將衣服扔到吳所畏身上,池騁稍稍提高了一下音量:「那就趕緊把這個衣服換上,爸媽在樓下等好久了。」
「不要哇池騁!」吳所畏徹底裝不下去了,一屁股滑坐在地抱著池騁的大腿仰頭哀嚎著:「這太突然了,我還沒想好,我能不能不去啊!!」
池騁撈起吳所畏在他光潔的額頭上嘬了一口鼓勵道:「大寶,你可是從小最受長輩喜歡的年輕人,相信自己沒問題的。我爸這可是第一次主動將你介紹給家裡人,這個意味著什麼你應該知道的。」
吳所畏一腦門紮進池騁的懷裡緊張的用大腦門在池騁胸膛上用力的頂著,語氣裡沒有開心隻有驚恐:「見的是你叔爺啊,那不得80多歲了?他能接受我嗎?萬一不喜歡我,嘎一下過去了怎麼辦!」
池騁:「......」(叔爺:你們說這個還沒見麵就咒我的孫媳婦我應該喜歡嗎?)
「大寶,我隻知道你要是在磨跡下去,等我們晚去了我叔爺能不能接受你就真沒準了。」
吳所畏聞言又是一陣哀嚎,最後又不死心的問池騁:「我真的必須去嗎?」
池騁點了點頭。
吳所畏聞言知道這事兒徹底板上釘釘了,表情一變,從池騁懷裡退了出來,表情也狠厲了起來:「媽的,伸頭一刀,縮頭也是一刀,乾他丫的!」
說罷搶過池騁手裡的衣服隨即像踩著風火輪一樣衝到衛生間。
「大寶,你幹嘛去?」
吳所畏:「梳妝打扮,迷死你叔爺!
池騁:你隻需要讓我迷住就好,你他媽迷死我叔爺算什麼事!
20分鐘後
池遠端伸手看了看手錶,又看了看樓上,表情愈發不耐煩。
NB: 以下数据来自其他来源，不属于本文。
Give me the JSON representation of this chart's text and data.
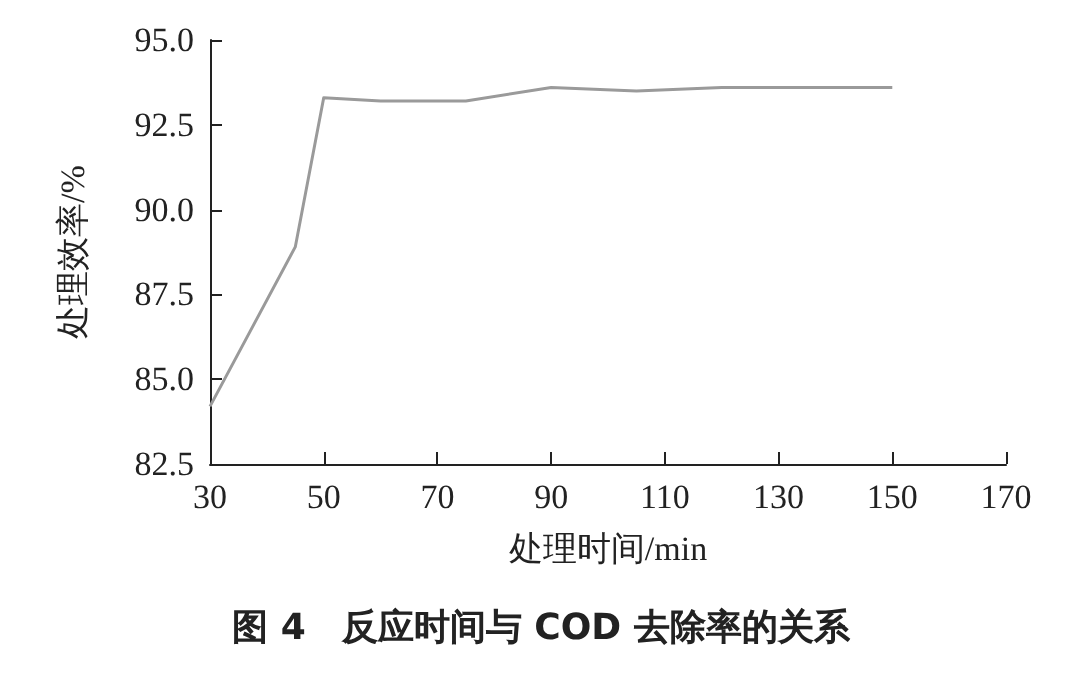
{
  "chart_data": {
    "type": "line",
    "xlabel": "处理时间/min",
    "ylabel": "处理效率/%",
    "annotations": [
      "图 4　反应时间与 COD 去除率的关系"
    ],
    "series": [
      {
        "color": "#9a9a9a",
        "x": [
          30,
          45,
          50,
          60,
          75,
          90,
          105,
          120,
          150
        ],
        "values": [
          84.2,
          88.9,
          93.3,
          93.2,
          93.2,
          93.6,
          93.5,
          93.6,
          93.6
        ]
      }
    ],
    "xlim": [
      30,
      170
    ],
    "xticks": [
      30,
      50,
      70,
      90,
      110,
      130,
      150,
      170
    ],
    "ylim": [
      82.5,
      95
    ],
    "yticks": [
      82.5,
      {
        "value": 85,
        "label": "85.0"
      },
      87.5,
      {
        "value": 90,
        "label": "90.0"
      },
      92.5,
      {
        "value": 95,
        "label": "95.0"
      }
    ],
    "grid": false,
    "marker": "none",
    "line_style": "solid"
  }
}
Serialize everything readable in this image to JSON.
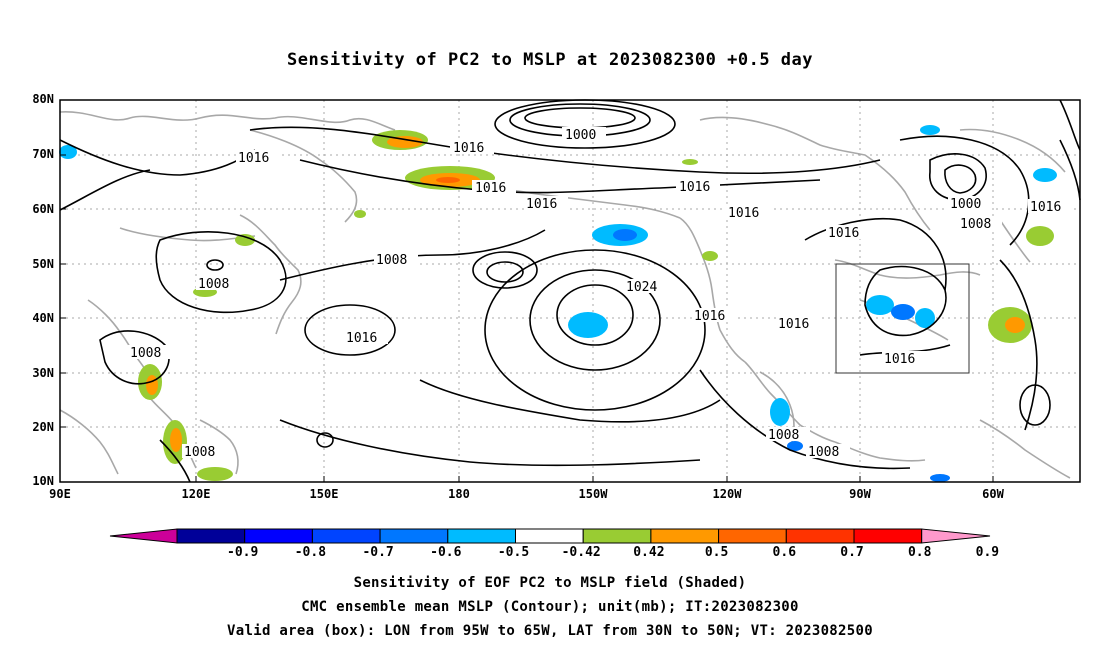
{
  "title": "Sensitivity of PC2 to MSLP at 2023082300 +0.5 day",
  "lat_labels": [
    "80N",
    "70N",
    "60N",
    "50N",
    "40N",
    "30N",
    "20N",
    "10N"
  ],
  "lon_labels": [
    "90E",
    "120E",
    "150E",
    "180",
    "150W",
    "120W",
    "90W",
    "60W"
  ],
  "contour_labels": {
    "c1000a": "1000",
    "c1016a": "1016",
    "c1016b": "1016",
    "c1016c": "1016",
    "c1016d": "1016",
    "c1016e": "1016",
    "c1016f": "1016",
    "c1016g": "1016",
    "c1016h": "1016",
    "c1016i": "1016",
    "c1016j": "1016",
    "c1016k": "1016",
    "c1024": "1024",
    "c1008a": "1008",
    "c1008b": "1008",
    "c1008c": "1008",
    "c1008d": "1008",
    "c1008e": "1008",
    "c1008f": "1008",
    "c1008g": "1008",
    "c1000b": "1000"
  },
  "colorbar": {
    "labels": [
      "-0.9",
      "-0.8",
      "-0.7",
      "-0.6",
      "-0.5",
      "-0.42",
      "0.42",
      "0.5",
      "0.6",
      "0.7",
      "0.8",
      "0.9"
    ],
    "colors": [
      "#000099",
      "#0000ff",
      "#0044ff",
      "#0077ff",
      "#00bbff",
      "#ffffff",
      "#99cc33",
      "#ff9900",
      "#ff6600",
      "#ff3300",
      "#ff0000"
    ],
    "low_extend_color": "#cc0099",
    "high_extend_color": "#ff99cc"
  },
  "captions": {
    "line1": "Sensitivity of EOF PC2 to MSLP field (Shaded)",
    "line2": "CMC ensemble mean MSLP (Contour); unit(mb); IT:2023082300",
    "line3": "Valid area (box): LON from 95W to 65W, LAT from 30N to 50N; VT: 2023082500"
  },
  "valid_box": {
    "lon_range": [
      "95W",
      "65W"
    ],
    "lat_range": [
      "30N",
      "50N"
    ]
  }
}
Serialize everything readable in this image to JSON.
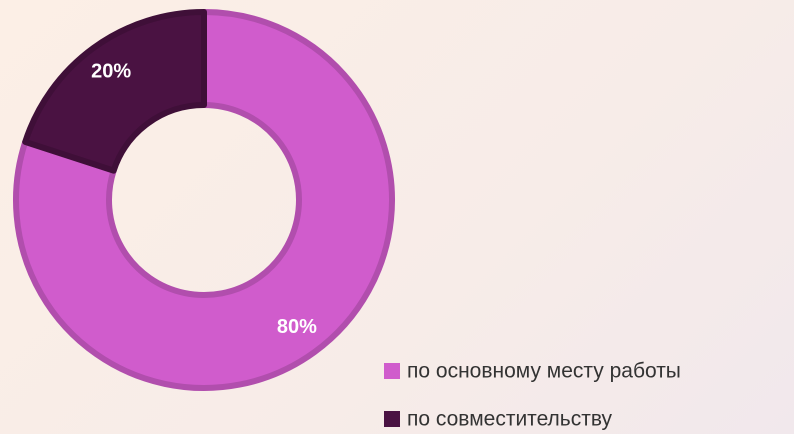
{
  "chart_data": {
    "type": "donut",
    "categories": [
      "по основному месту работы",
      "по совместительству"
    ],
    "values": [
      80,
      20
    ],
    "value_labels": [
      "80%",
      "20%"
    ],
    "colors": [
      "#d05ccc",
      "#4a1242"
    ],
    "legend": "bottom-right"
  }
}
。
「他們怎麼還不下來?怎麼著,在樓上生孩子呢!」
鍾文玉沒好氣的輕拍了池遠端一下不滿的瞪著他:「說什麼胡話呢,你別說你沒看出來大畏這是緊張,多理解理解,催什麼催。」
「哼,緊張?他那厚臉皮見我都不緊張,怎麼見個池騁他叔爺就緊張上了?這臉皮厚度還是修煉不到家。」
鍾文玉看著走下來的倆人,忙提醒池遠端:「行了,你可少說兩句吧。」
池遠端看著走下來的吳所畏好懸沒被自己的口水嗆到。
隻見吳所畏帶著金絲眼鏡,手裡還抱著一本超厚的書。
頭髮朝後梳露出了光潔的大腦門,但是頭髮不知道抹了多少的髮膠,因為他的頭髮都開始反光了,看起厚重又油膩,感覺給自己抹成了高顱頂,可見髮蠟抹的有多麼厚......
「你......」池遠端嚥了咽口水嘴裡的話就是吐不出來。
「爸,這樣是不是我這氣質就出來了?應該不差吧,哈啊哈哈哈,成熟又斯文對不對。」
鍾文玉也欲言又止,不知道該說些什麼。嘴巴動了動卻始終沒發出聲音,最後實在沒忍住,湊到池遠端耳邊小聲嘀咕:
「我就說大畏這孩子緊張吧,跟你帶我去見我爸坦白咱倆事情時候一樣的感覺,那時候你釦子都係錯了,還好大畏比你尖穿的毛衣,沒犯那種低階錯誤。」
池遠端眉頭就差擰成中國結了:「這孩子這麼緊張的嘛?還是我小叔的威嚴大啊。」
倆人到最後也沒捨得說吳所畏,最後幾人乘著車向池騁叔爺家開去。